Макс отрицательно качает головой, внимательно глядя мне в глаза.
– Я его «Васей» называл.
– А почему Васей-то?
– Я спросил, как его на самом деле зовут. Он не ответил. Тогда я решил назвать его сам. Как собаку.
– Понятно. – Макс разворачивает шоколадную плитку, надкусывает. – То есть мы имеем помешавшегося на тебе человека, страдающего, как следствие, от отсутствия самоидентификации и литературного признания. Ну и по мелочи – убийцу.
– Ты же как-то обвинял меня в том, что я умею претворять в жизнь только старые пошлые анекдоты, – хмыкаю я. – Вот тебе новый.
– Я говорил про анекдоты, а не про триллеры с маньяками. Короче говоря, книгу ты ему верни, когда мы с издателем договоримся. Он рукопись принесет, а там мы очную ставку забабахаем.
– Макс, я не уверен, что Таня согласится во всем этом участвовать.
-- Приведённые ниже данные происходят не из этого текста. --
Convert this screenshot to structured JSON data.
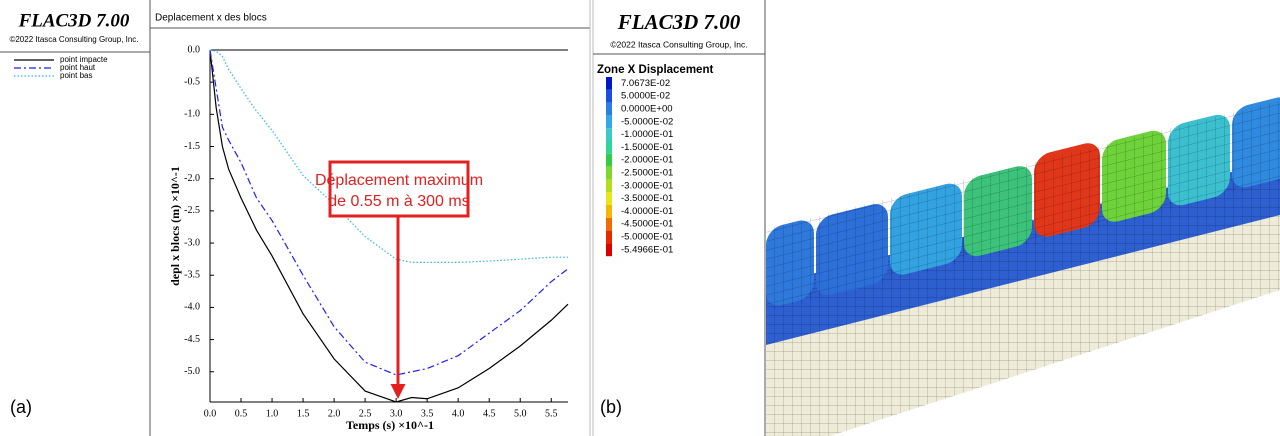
{
  "chart_data": {
    "type": "line",
    "title": "Deplacement x des blocs",
    "x_label": "Temps (s) ×10^-1",
    "y_label": "depl x blocs (m) ×10^-1",
    "x": [
      0,
      0.1,
      0.2,
      0.3,
      0.5,
      0.75,
      1.0,
      1.5,
      2.0,
      2.5,
      3.0,
      3.25,
      3.5,
      4.0,
      4.5,
      5.0,
      5.5,
      5.77
    ],
    "series": [
      {
        "name": "point impacte",
        "color": "#000000",
        "style": "solid",
        "values": [
          0,
          -0.9,
          -1.5,
          -1.85,
          -2.3,
          -2.8,
          -3.2,
          -4.1,
          -4.8,
          -5.3,
          -5.47,
          -5.4,
          -5.42,
          -5.25,
          -4.95,
          -4.6,
          -4.2,
          -3.95
        ]
      },
      {
        "name": "point haut",
        "color": "#1f1fff",
        "style": "dashdot",
        "values": [
          0,
          -0.6,
          -1.2,
          -1.4,
          -1.75,
          -2.3,
          -2.65,
          -3.5,
          -4.3,
          -4.85,
          -5.05,
          -5.0,
          -4.95,
          -4.75,
          -4.4,
          -4.05,
          -3.6,
          -3.4
        ]
      },
      {
        "name": "point bas",
        "color": "#2fb4e8",
        "style": "dotted",
        "values": [
          0,
          -0.02,
          -0.1,
          -0.3,
          -0.6,
          -0.95,
          -1.25,
          -1.95,
          -2.4,
          -2.9,
          -3.25,
          -3.3,
          -3.3,
          -3.3,
          -3.28,
          -3.25,
          -3.22,
          -3.22
        ]
      }
    ],
    "xlim": [
      0,
      5.77
    ],
    "ylim": [
      -5.47,
      0
    ],
    "xticks": [
      {
        "value": 0,
        "label": "0.0"
      },
      0.5,
      {
        "value": 1,
        "label": "1.0"
      },
      1.5,
      {
        "value": 2,
        "label": "2.0"
      },
      2.5,
      {
        "value": 3,
        "label": "3.0"
      },
      3.5,
      {
        "value": 4,
        "label": "4.0"
      },
      4.5,
      {
        "value": 5,
        "label": "5.0"
      },
      5.5
    ],
    "yticks": [
      {
        "value": 0,
        "label": "0.0"
      },
      -0.5,
      {
        "value": -1,
        "label": "-1.0"
      },
      -1.5,
      {
        "value": -2,
        "label": "-2.0"
      },
      -2.5,
      {
        "value": -3,
        "label": "-3.0"
      },
      -3.5,
      {
        "value": -4,
        "label": "-4.0"
      },
      -4.5,
      {
        "value": -5,
        "label": "-5.0"
      }
    ],
    "legend": "outside-left",
    "annotations": [
      "Déplacement maximum",
      "de 0.55 m à 300 ms"
    ]
  },
  "panel_a": {
    "software": "FLAC3D 7.00",
    "copyright": "©2022 Itasca Consulting Group, Inc.",
    "label": "(a)"
  },
  "panel_b": {
    "software": "FLAC3D 7.00",
    "copyright": "©2022 Itasca Consulting Group, Inc.",
    "label": "(b)",
    "legend_title": "Zone X Displacement",
    "levels": [
      {
        "label": "7.0673E-02",
        "color": "#0018c8"
      },
      {
        "label": "5.0000E-02",
        "color": "#1a4fe6"
      },
      {
        "label": "0.0000E+00",
        "color": "#2a7fe2"
      },
      {
        "label": "-5.0000E-02",
        "color": "#33a8e6"
      },
      {
        "label": "-1.0000E-01",
        "color": "#3cc8cc"
      },
      {
        "label": "-1.5000E-01",
        "color": "#2fd69a"
      },
      {
        "label": "-2.0000E-01",
        "color": "#33cc44"
      },
      {
        "label": "-2.5000E-01",
        "color": "#7fd62e"
      },
      {
        "label": "-3.0000E-01",
        "color": "#b5dc1e"
      },
      {
        "label": "-3.5000E-01",
        "color": "#e6e61a"
      },
      {
        "label": "-4.0000E-01",
        "color": "#f5b800"
      },
      {
        "label": "-4.5000E-01",
        "color": "#f06e00"
      },
      {
        "label": "-5.0000E-01",
        "color": "#e62a00"
      },
      {
        "label": "-5.4966E-01",
        "color": "#dd0000"
      }
    ]
  }
}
– У тебя есть другие варианты? Прояви фантазию. Я не знаю… Намекни на восстановление отношений, туда-сюда.
– Макс, ты понимаешь, о чем говоришь?! В какую нелепую ситуацию ты меня загоняешь!
– Нет, ну вы посмотрите на эту девственницу! – Он хлопает себя ладонями по коленям. – Нелепая ситуация, Вова, – это когда человек, похожий на тебя, ведет твою программу, живет с твоей женщиной и выдает себя за автора твоих книг. Кстати про Оксану. Она – наша единственная страховка. Именно из-за нее он к Таньке не суется. Он бы попытался еще и в семью твою влезть, но Оксана быстренько устроит ему сеанс магии с последующим разоблачением!
– Макс, я не верю в эту историю. Я не смогу… я так не сыграю…
– А ты смоги, Вовка, смоги. У тебя вариантов нет. Сыграй, как в телевизоре играл. Осталось последнее шоу, в котором ты должен сыграть так, чтобы поверил единственный зритель.
– А если… если у меня не получится?
– Тогда, дружище, ты нашел свое истинное предназначение, – заметно раздражается он, – столы в баре протирать. А все эти книги и телепрограммы – это в самом деле не твое. Это просто рядом, на дороге валялось, а он подобрал.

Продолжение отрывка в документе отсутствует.